Porque ele é o Hugo! E o Hugo é indomável.
“Em uma entrevista com J. K. Rowling, autora da série Harry Potter, um fã norte-americano lhe perguntou se ela algum dia escreveria um livro sobre uma escola de bruxaria nos Estados Unidos. Ela respondeu que não, ‘... mas fique à vontade para escrever o seu’”. Foi assim, sentindo-se autorizada pela própria criadora da série mais famosa de todos os tempos, que a carioca Renata Ventura decidiu escrever sobre uma escola de magia no Rio de Janeiro.
Em “A Arma Escarlate” somos apresentados à escola de magia Notre Dame Do Korkovado, ou Nossa Senhora do Korkovado, em bom português (beijo, Viny!). Uma escola que, apesar de ser de magia, está no Brasil, portanto, tem tantas falhas quanto as escolas públicas “azêmolas” do país. Somos apresentados, também, ao nosso Harry Potter: o “favelado” Hugo Escarlate.
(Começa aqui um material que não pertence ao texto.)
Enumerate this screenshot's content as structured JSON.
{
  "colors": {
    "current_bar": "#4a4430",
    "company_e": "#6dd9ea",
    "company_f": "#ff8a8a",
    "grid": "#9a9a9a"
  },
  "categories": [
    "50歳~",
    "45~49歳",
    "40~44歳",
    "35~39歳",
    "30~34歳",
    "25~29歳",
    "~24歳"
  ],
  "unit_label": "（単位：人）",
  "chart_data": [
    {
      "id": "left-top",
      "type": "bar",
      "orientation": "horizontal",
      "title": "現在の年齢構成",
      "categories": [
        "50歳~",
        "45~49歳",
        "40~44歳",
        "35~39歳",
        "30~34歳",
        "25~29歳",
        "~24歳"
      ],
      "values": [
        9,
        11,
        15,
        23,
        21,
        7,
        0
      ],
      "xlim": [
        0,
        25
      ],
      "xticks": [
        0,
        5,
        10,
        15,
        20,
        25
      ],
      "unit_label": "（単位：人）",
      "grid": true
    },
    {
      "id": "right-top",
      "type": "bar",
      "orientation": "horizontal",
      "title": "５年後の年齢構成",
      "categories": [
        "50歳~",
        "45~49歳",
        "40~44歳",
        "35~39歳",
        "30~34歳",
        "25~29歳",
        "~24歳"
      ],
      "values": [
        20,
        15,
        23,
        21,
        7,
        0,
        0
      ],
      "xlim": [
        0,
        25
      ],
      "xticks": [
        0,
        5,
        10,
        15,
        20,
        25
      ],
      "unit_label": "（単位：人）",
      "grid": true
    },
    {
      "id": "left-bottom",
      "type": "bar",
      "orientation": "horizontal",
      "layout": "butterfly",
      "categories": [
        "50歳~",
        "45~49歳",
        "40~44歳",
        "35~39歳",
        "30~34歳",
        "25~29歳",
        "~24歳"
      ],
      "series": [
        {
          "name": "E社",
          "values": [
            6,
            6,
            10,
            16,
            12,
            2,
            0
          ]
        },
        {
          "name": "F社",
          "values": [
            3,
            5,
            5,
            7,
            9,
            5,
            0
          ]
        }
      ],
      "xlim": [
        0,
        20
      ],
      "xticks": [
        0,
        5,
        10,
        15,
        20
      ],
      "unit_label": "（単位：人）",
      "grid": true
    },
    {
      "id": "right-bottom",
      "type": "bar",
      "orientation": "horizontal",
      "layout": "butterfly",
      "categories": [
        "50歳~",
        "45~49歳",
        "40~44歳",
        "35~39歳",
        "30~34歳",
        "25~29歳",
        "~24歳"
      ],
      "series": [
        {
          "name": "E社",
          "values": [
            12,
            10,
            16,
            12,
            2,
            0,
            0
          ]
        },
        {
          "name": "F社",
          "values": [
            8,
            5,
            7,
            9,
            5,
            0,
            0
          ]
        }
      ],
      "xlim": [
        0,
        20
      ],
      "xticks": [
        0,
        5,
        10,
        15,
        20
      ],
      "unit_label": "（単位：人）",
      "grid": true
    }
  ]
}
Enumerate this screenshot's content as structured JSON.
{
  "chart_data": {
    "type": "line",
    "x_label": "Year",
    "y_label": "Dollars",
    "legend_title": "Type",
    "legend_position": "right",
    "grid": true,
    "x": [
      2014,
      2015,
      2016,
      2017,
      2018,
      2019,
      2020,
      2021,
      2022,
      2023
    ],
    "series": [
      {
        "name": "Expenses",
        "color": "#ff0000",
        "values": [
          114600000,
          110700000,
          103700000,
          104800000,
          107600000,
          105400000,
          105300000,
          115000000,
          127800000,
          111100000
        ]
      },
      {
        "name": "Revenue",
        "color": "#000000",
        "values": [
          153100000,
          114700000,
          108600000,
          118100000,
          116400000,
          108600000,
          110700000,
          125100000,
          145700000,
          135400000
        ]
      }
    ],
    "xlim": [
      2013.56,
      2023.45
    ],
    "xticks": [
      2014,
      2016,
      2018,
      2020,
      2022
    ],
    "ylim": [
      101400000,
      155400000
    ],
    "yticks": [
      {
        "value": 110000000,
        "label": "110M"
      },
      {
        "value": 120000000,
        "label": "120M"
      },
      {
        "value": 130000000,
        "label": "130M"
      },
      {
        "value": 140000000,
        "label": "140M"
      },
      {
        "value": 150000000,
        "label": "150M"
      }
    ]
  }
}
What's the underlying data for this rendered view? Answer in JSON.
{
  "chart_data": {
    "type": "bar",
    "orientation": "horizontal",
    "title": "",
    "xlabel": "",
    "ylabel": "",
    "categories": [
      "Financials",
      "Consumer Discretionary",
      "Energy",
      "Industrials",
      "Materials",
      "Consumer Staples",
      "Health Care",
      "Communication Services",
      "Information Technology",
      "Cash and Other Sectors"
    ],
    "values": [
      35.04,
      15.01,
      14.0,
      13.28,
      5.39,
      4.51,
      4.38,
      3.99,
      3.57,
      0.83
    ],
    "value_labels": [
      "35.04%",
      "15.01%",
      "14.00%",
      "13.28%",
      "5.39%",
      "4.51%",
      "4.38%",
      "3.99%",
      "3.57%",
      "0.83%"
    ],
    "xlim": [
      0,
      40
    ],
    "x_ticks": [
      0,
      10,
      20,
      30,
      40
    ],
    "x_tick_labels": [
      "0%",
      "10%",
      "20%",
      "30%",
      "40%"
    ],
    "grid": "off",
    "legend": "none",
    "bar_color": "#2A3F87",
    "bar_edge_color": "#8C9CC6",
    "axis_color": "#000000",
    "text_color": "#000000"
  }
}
Chamar o Hugo de “nosso Harry Potter” é covardia. A inocência que emana do bruxo inglês por boa parte da saga falta ao nosso herói, garoto nascido e criado na favela Dona Marta em seus piores dias, quando o tráfico de drogas mandava na região; abandonado pelo pai e criado pela mãe solteira e pela avó, sempre sofrendo com a falta de professores na escola pública, menino vivido e experimentado nas dores de um adulto. Um simples garoto negro de 13 anos, que viveu muito mais experiências traumáticas do que muito adulto por aí.
Mas, vamos falar do livro, tentando não dizer muita coisa para não estragar as surpresas. Renata Ventura tem uma escrita certinha, redondinha, ousaria dizer, até mesmo, impecável. A história é bem amarrada, com os ganchos certos nas horas certas, o que te deixa absolutamente grudado nas páginas. A autora criou um mundo dentro do universo de Harry Potter, de certa forma, mas, ao mesmo tempo, muito diferente. Renata esbanja criatividade nas adaptações do mundo bruxo para as terras tupiniquins. Feitiços em latim? Não, iorubá, bantu e tupi. Salgueiro Lutador? Pé de Cachimbo! Beco Diagonal? Sub Saara, meu bem! E uma escola de magia inteirinha dentro do morro do Corcovado! É difícil escrever sobre A Arma Escarlate sem contar detalhes importantes da trama, pois o livro inteiro é uma surpresa e um deleite, à medida em que se vai lendo. Mas não apenas isso...
O livro é dividido em duas partes. Na primeira parte, somos apresentados à escola, aos personagens e à história de Hugo. Porém, na segunda, o livro ganha uma nuvem negra que paira acima de cada capítulo, transformando o coração do pobre leitor em uma confusão de sentimentos por vezes conflitantes. Raiva do protagonista. Ódio do bandido. Revolta. Dor. Incredulidade. Acho que não há adjetivo melhor para definir “A Arma Escarlate” do que brutal. Ou cruel. Nunca senti tamanha angústia ao ler um livro, juro a vocês! Não era medo, nervoso, excitação, nada disso. Era choque com os rumos que as coisas tomavam, incredulidade... Uma sensação sufocante! Estou tendo até dificuldade em escrever essa resenha no momento, porque ainda não consigo respirar direito, completamente tomada pelas emoções. Não digo isso por exagero: sou uma leitora bastante crítica e uma resenhista mais ainda. Quando digo que TÔ NO CHÃO, ROSANAAAAA! É porque estou no chão meeeeesmo!
Mas não se enganem, nada disso é uma crítica ruim. Muito pelo contrário! O livro é genial, incrível e está totalmente à altura da saga de J. K. Rowling. São mundos completamente diferentes, mas a “destruidora de corações”, como é considerada pela sua legião de fãs, conseguiu criar o seu com charme, criatividade e muito talento. O mundo mágico e brutal de Hugo Escarlate já entrou para a história das sagas inesquecíveis, tanto nacionais quanto internacionais. Não vou dizer “você que é fã de Harry Potter, leia esse livro”, não mesmo! Porque você não vai encontrar o mesmo mundo encantado da história inglesa. Você não vai encontrar o menino Harry, órfão inocente. Aqui é a terra do Pequeno Obá, de Hugo Escarlate. E o Hugo é indomável.
Minha classificação para esse livro é de ❤ 6/6- "Obra Prima".
A Arma Escarlate. Ventura, Renata. Editora Novo Século, 2012, 488 p.